US media group Scripps Networks Interactive is offering PLN20 (€4.8) per share to minorities in Polish media group TVN as it launches its bid to delist the company, DM Bank Handlowego, which is managing the offer, announced on July 6.
The US company hopes to acquire 160.95mn shares in the Polish broadcaster and internet portal operator via its Southbank Media unit. That would see it buy the remaining 47.3% it does not currently own. The price of the offer was flagged in May in a Scripps filing on a bond issue in the US.
On July 2, Scripps completed the takeover of a 52.7% stake in TVN. According to the deal, the US media group will pay €584mn in cash for a 52.7% stake in the operator of several Polish TV channels, as well as the leading internet portal. It will also assume €856mn in debt.
Following the takeover, Scripps is required under Polish law to offer to raise its stake to 66%. However, it plans to buy all shares.
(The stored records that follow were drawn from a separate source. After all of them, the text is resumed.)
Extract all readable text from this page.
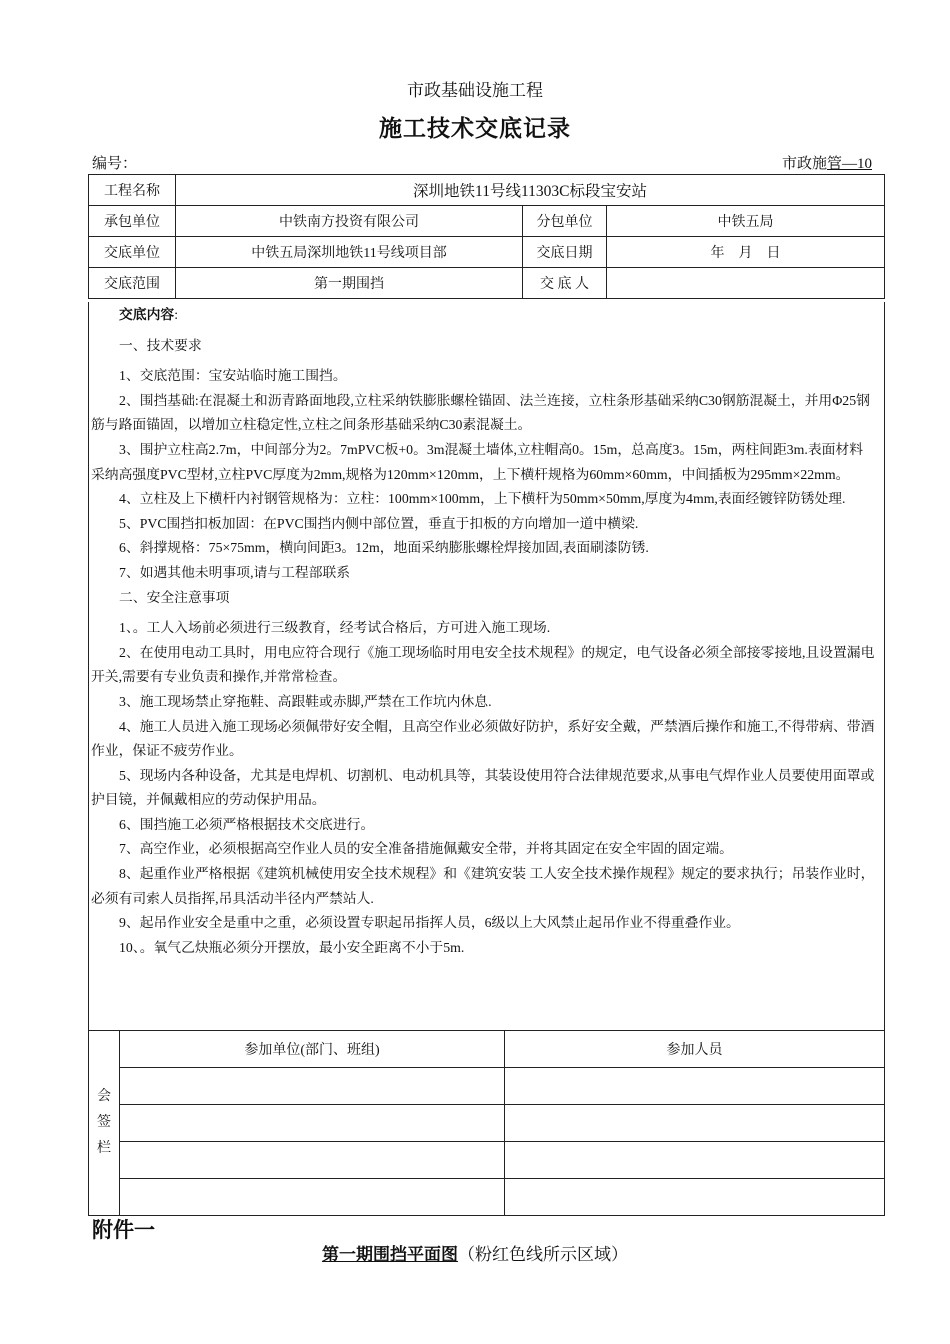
市政基础设施工程
施工技术交底记录
编号：	市政施管—10
工程名称	深圳地铁11号线11303C标段宝安站		
承包单位	中铁南方投资有限公司	分包单位	中铁五局
交底单位	中铁五局深圳地铁11号线项目部	交底日期	年　月　日
交底范围	第一期围挡	交 底 人	

交底内容:

一、技术要求

1、交底范围：宝安站临时施工围挡。

2、围挡基础:在混凝土和沥青路面地段,立柱采纳铁膨胀螺栓锚固、法兰连接，立柱条形基础采纳C30钢筋混凝土，并用Φ25钢筋与路面锚固，以增加立柱稳定性,立柱之间条形基础采纳C30素混凝土。

3、围护立柱高2.7m，中间部分为2。7mPVC板+0。3m混凝土墙体,立柱帽高0。15m，总高度3。15m，两柱间距3m.表面材料采纳高强度PVC型材,立柱PVC厚度为2mm,规格为120mm×120mm，上下横杆规格为60mm×60mm，中间插板为295mm×22mm。

4、立柱及上下横杆内衬钢管规格为：立柱：100mm×100mm，上下横杆为50mm×50mm,厚度为4mm,表面经镀锌防锈处理.

5、PVC围挡扣板加固：在PVC围挡内侧中部位置，垂直于扣板的方向增加一道中横梁.

6、斜撑规格：75×75mm，横向间距3。12m，地面采纳膨胀螺栓焊接加固,表面刷漆防锈.

7、如遇其他未明事项,请与工程部联系

二、安全注意事项

1、。工人入场前必须进行三级教育，经考试合格后，方可进入施工现场.

2、在使用电动工具时，用电应符合现行《施工现场临时用电安全技术规程》的规定，电气设备必须全部接零接地,且设置漏电开关,需要有专业负责和操作,并常常检查。

3、施工现场禁止穿拖鞋、高跟鞋或赤脚,严禁在工作坑内休息.

4、施工人员进入施工现场必须佩带好安全帽，且高空作业必须做好防护，系好安全戴，严禁酒后操作和施工,不得带病、带酒作业，保证不疲劳作业。

5、现场内各种设备，尤其是电焊机、切割机、电动机具等，其装设使用符合法律规范要求,从事电气焊作业人员要使用面罩或护目镜，并佩戴相应的劳动保护用品。

6、围挡施工必须严格根据技术交底进行。

7、高空作业，必须根据高空作业人员的安全准备措施佩戴安全带，并将其固定在安全牢固的固定端。

8、起重作业严格根据《建筑机械使用安全技术规程》和《建筑安装 工人安全技术操作规程》规定的要求执行；吊装作业时，必须有司索人员指挥,吊具活动半径内严禁站人.

9、起吊作业安全是重中之重，必须设置专职起吊指挥人员，6级以上大风禁止起吊作业不得重叠作业。

10、。氧气乙炔瓶必须分开摆放，最小安全距离不小于5m.

会
签
栏	参加单位(部门、班组)	参加人员

附件一
第一期围挡平面图（粉红色线所示区域）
Scripps has set no minimal number of shares required for the tender to go through. In the event of reaching at least 90%, it will launch a mandatory squeezeout and delist the company, it says in the market filing.
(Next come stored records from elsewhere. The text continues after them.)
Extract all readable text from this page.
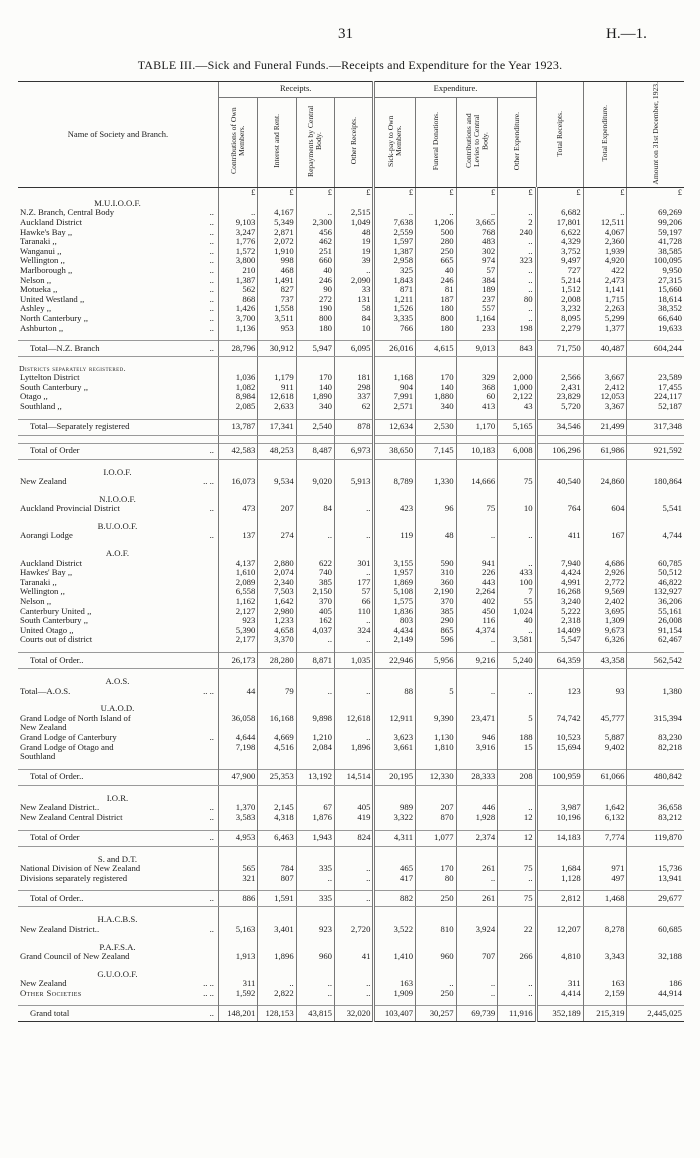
31	H.—1.
TABLE III.—Sick and Funeral Funds.—Receipts and Expenditure for the Year 1923.
Name of Society and Branch.	Receipts.				Expenditure.				Total Receipts.	Total Expenditure.	Amount on 31st December, 1923.
	Contributions of Own Members.	Interest and Rent.	Repayments by Central Body.	Other Receipts.	Sick-pay to Own Members.	Funeral Donations.	Contributions and Levies to Central Body.	Other Expenditure.			
	£	£	£	£	£	£	£	£	£	£	£
M.U.I.O.O.F.											
N.Z. Branch, Central Body ..	..	4,167	..	2,515	..	..	..	..	6,682	..	69,269
Auckland District ..	9,103	5,349	2,300	1,049	7,638	1,206	3,665	2	17,801	12,511	99,206
Hawke's Bay ,, ..	3,247	2,871	456	48	2,559	500	768	240	6,622	4,067	59,197
Taranaki ,, ..	1,776	2,072	462	19	1,597	280	483	..	4,329	2,360	41,728
Wanganui ,, ..	1,572	1,910	251	19	1,387	250	302	..	3,752	1,939	38,585
Wellington ,, ..	3,800	998	660	39	2,958	665	974	323	9,497	4,920	100,095
Marlborough ,, ..	210	468	40	..	325	40	57	..	727	422	9,950
Nelson ,, ..	1,387	1,491	246	2,090	1,843	246	384	..	5,214	2,473	27,315
Motueka ,, ..	562	827	90	33	871	81	189	..	1,512	1,141	15,660
United Westland ,, ..	868	737	272	131	1,211	187	237	80	2,008	1,715	18,614
Ashley ,, ..	1,426	1,558	190	58	1,526	180	557	..	3,232	2,263	38,352
North Canterbury ,, ..	3,700	3,511	800	84	3,335	800	1,164	..	8,095	5,299	66,640
Ashburton ,, ..	1,136	953	180	10	766	180	233	198	2,279	1,377	19,633

Total—N.Z. Branch ..	28,796	30,912	5,947	6,095	26,016	4,615	9,013	843	71,750	40,487	604,244

Districts separately registered.											
Lyttelton District	1,036	1,179	170	181	1,168	170	329	2,000	2,566	3,667	23,589
South Canterbury ,,	1,082	911	140	298	904	140	368	1,000	2,431	2,412	17,455
Otago ,,	8,984	12,618	1,890	337	7,991	1,880	60	2,122	23,829	12,053	224,117
Southland ,,	2,085	2,633	340	62	2,571	340	413	43	5,720	3,367	52,187

Total—Separately registered	13,787	17,341	2,540	878	12,634	2,530	1,170	5,165	34,546	21,499	317,348

Total of Order ..	42,583	48,253	8,487	6,973	38,650	7,145	10,183	6,008	106,296	61,986	921,592

I.O.O.F.											
New Zealand .. ..	16,073	9,534	9,020	5,913	8,789	1,330	14,666	75	40,540	24,860	180,864

N.I.O.O.F.											
Auckland Provincial District ..	473	207	84	..	423	96	75	10	764	604	5,541

B.U.O.O.F.											
Aorangi Lodge ..	137	274	..	..	119	48	..	..	411	167	4,744

A.O.F.											
Auckland District	4,137	2,880	622	301	3,155	590	941	..	7,940	4,686	60,785
Hawkes' Bay ,,	1,610	2,074	740	..	1,957	310	226	433	4,424	2,926	50,512
Taranaki ,,	2,089	2,340	385	177	1,869	360	443	100	4,991	2,772	46,822
Wellington ,,	6,558	7,503	2,150	57	5,108	2,190	2,264	7	16,268	9,569	132,927
Nelson ,,	1,162	1,642	370	66	1,575	370	402	55	3,240	2,402	36,206
Canterbury United ,,	2,127	2,980	405	110	1,836	385	450	1,024	5,222	3,695	55,161
South Canterbury ,,	923	1,233	162	..	803	290	116	40	2,318	1,309	26,008
United Otago ,,	5,390	4,658	4,037	324	4,434	865	4,374	..	14,409	9,673	91,154
Courts out of district	2,177	3,370	..	..	2,149	596	..	3,581	5,547	6,326	62,467

Total of Order..	26,173	28,280	8,871	1,035	22,946	5,956	9,216	5,240	64,359	43,358	562,542

A.O.S.											
Total—A.O.S. .. ..	44	79	..	..	88	5	..	..	123	93	1,380

U.A.O.D.											
Grand Lodge of North Island of	36,058	16,168	9,898	12,618	12,911	9,390	23,471	5	74,742	45,777	315,394
New Zealand

Grand Lodge of Canterbury ..	4,644	4,669	1,210	..	3,623	1,130	946	188	10,523	5,887	83,230
Grand Lodge of Otago and	7,198	4,516	2,084	1,896	3,661	1,810	3,916	15	15,694	9,402	82,218
Southland

Total of Order..	47,900	25,353	13,192	14,514	20,195	12,330	28,333	208	100,959	61,066	480,842

I.O.R.											
New Zealand District.. ..	1,370	2,145	67	405	989	207	446	..	3,987	1,642	36,658
New Zealand Central District ..	3,583	4,318	1,876	419	3,322	870	1,928	12	10,196	6,132	83,212

Total of Order ..	4,953	6,463	1,943	824	4,311	1,077	2,374	12	14,183	7,774	119,870

S. and D.T.											
National Division of New Zealand	565	784	335	..	465	170	261	75	1,684	971	15,736
Divisions separately registered	321	807	..	..	417	80	..	..	1,128	497	13,941

Total of Order.. ..	886	1,591	335	..	882	250	261	75	2,812	1,468	29,677

H.A.C.B.S.											
New Zealand District.. ..	5,163	3,401	923	2,720	3,522	810	3,924	22	12,207	8,278	60,685

P.A.F.S.A.											
Grand Council of New Zealand	1,913	1,896	960	41	1,410	960	707	266	4,810	3,343	32,188

G.U.O.O.F.											
New Zealand .. ..	311	..	..	..	163	..	..	..	311	163	186
Other Societies .. ..	1,592	2,822	..	..	1,909	250	..	..	4,414	2,159	44,914

Grand total ..	148,201	128,153	43,815	32,020	103,407	30,257	69,739	11,916	352,189	215,319	2,445,025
Scripps reportedly fought off strong interest from several media giants - mostly from the US and Germany - for TVN. The long-running sale saga ended in March when sellers ITI and Canal+ Group announced they had reached agreement with the US media holding.
TVN is seen likely to benefit from Poland's rapidly improving consumer market, with the return of economic confidence seeing domestic demand once again take up the baton to drive the economy. The ad market has been growing quickly in recent months, and is seen set to continue in the coming years.